Arm, meanwhile, is a company that designs the blueprint or “architectures” of certain semiconductors. These architectures are the overall designs, including components and programming language instructions that other companies use to build chips. Arm mainly designs central processing units or CPUs.

Arm-based CPUs are in 99% of the world’s smartphones including from major players like Apple.

While CPUs are also required in the data center, they’re often used in conjunction with a GPU to train data, but not always.

Arm makes most of its money from royalties and licensing its architecture. More than 50% of this revenue comes from smartphones and consumer electronics.

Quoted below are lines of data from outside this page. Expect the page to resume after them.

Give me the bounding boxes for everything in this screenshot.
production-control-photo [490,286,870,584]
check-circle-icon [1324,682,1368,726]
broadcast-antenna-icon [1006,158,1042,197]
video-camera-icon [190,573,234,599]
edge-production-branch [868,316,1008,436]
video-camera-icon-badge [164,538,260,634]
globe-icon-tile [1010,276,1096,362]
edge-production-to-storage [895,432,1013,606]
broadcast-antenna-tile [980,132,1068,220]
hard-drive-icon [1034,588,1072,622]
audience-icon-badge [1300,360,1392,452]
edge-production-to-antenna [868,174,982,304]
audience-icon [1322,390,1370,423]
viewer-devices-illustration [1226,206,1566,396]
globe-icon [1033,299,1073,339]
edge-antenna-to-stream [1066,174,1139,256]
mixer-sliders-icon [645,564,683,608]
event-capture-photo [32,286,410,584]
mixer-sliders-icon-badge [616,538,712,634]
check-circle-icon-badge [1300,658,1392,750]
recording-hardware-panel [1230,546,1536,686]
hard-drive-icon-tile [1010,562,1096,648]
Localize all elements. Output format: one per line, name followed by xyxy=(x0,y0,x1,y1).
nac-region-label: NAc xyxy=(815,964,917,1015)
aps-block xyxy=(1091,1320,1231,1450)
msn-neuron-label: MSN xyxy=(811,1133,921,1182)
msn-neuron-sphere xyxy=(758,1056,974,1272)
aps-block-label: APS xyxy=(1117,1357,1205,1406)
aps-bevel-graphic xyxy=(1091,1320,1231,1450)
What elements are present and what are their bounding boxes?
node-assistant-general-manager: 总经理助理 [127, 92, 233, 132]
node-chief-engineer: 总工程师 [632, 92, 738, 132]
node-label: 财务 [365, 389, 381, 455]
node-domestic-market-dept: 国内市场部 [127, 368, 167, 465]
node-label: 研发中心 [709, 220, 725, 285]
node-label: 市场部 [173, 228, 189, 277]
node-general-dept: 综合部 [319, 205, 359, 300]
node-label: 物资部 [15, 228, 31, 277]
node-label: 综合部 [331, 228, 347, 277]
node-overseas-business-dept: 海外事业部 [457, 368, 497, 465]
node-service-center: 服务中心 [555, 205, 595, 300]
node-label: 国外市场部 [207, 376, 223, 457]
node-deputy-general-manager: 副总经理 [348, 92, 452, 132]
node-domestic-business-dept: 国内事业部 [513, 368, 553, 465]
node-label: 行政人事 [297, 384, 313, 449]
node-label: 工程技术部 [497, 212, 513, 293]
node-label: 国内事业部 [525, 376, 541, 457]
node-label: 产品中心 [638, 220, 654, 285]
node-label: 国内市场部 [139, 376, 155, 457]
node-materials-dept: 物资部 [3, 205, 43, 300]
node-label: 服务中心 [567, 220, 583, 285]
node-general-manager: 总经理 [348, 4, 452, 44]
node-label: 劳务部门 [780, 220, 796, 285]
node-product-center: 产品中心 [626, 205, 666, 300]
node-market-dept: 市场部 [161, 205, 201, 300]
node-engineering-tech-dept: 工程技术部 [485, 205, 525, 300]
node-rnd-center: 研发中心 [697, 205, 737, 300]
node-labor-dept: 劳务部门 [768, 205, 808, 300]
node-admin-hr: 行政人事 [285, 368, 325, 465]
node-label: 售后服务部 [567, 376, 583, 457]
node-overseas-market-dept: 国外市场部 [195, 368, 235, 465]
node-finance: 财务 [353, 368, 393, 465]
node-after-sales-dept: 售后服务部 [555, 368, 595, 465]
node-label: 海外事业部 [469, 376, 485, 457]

So far, it is not seeing a big boost from AI.

“Growth in the near term for Arm is really not about AI, it’s about mobile, it’s about royalty increases,” Jamie Mills O’Brien, investment director at Abrdn, told CNBC’s “Street Signs Europe” on Monday.

“In the longer term, I think Arm is trying to focus investors minds on the potential … AI in the edge, AI in the data center, but at the moment that’s not a huge part of the company’s exposure.”

Arm’s future in AI

Arm’s AI future is unlikely to come from the huge amounts of chips required to train big data models.

Instead, it’s more likely to be a major player in AI on the “edge.” This phrase refers to AI processes carried out on a device, such as a smartphone, rather than in the cloud, like ChatGPT.

For this to happen, devices will require low-power but high-performance chips able to carry out the computing required for AI applications. Arm is designing the architecture for these chips.

“If you’re doing AI on a smartphone or car you’re not going to have that same level of compute power, so you need to optimize the model to run locally,” Peter Richardson, research director at Counterpoint Research, told CNBC.

“Those processors will almost certainly be Arm-based”

Arm said in its IPO filing that its processors already run AI workloads “and every smartphone currently in the market efficiently runs AI inference applications, such as voice recognition and applying filters to digital images.”

However, Arm is unlikely to see the benefit from AI filter through to its revenue for at least three-to-five years, Richard Windsor, founder of Radio Free Mobile, told CNBC.

What SoftBank has been required to do is to sell Arm as an AI company like Nvidia,” Windsor said.

“Now, in the long term absolutely, I’m a big proponent on running AI on end-devices, it makes an awful lot of economic sense for the provider of the service, and also much more in general in terms of the quality of the service, privacy and security and so on and so forth. But those revenues are not accruing to Arm right now.”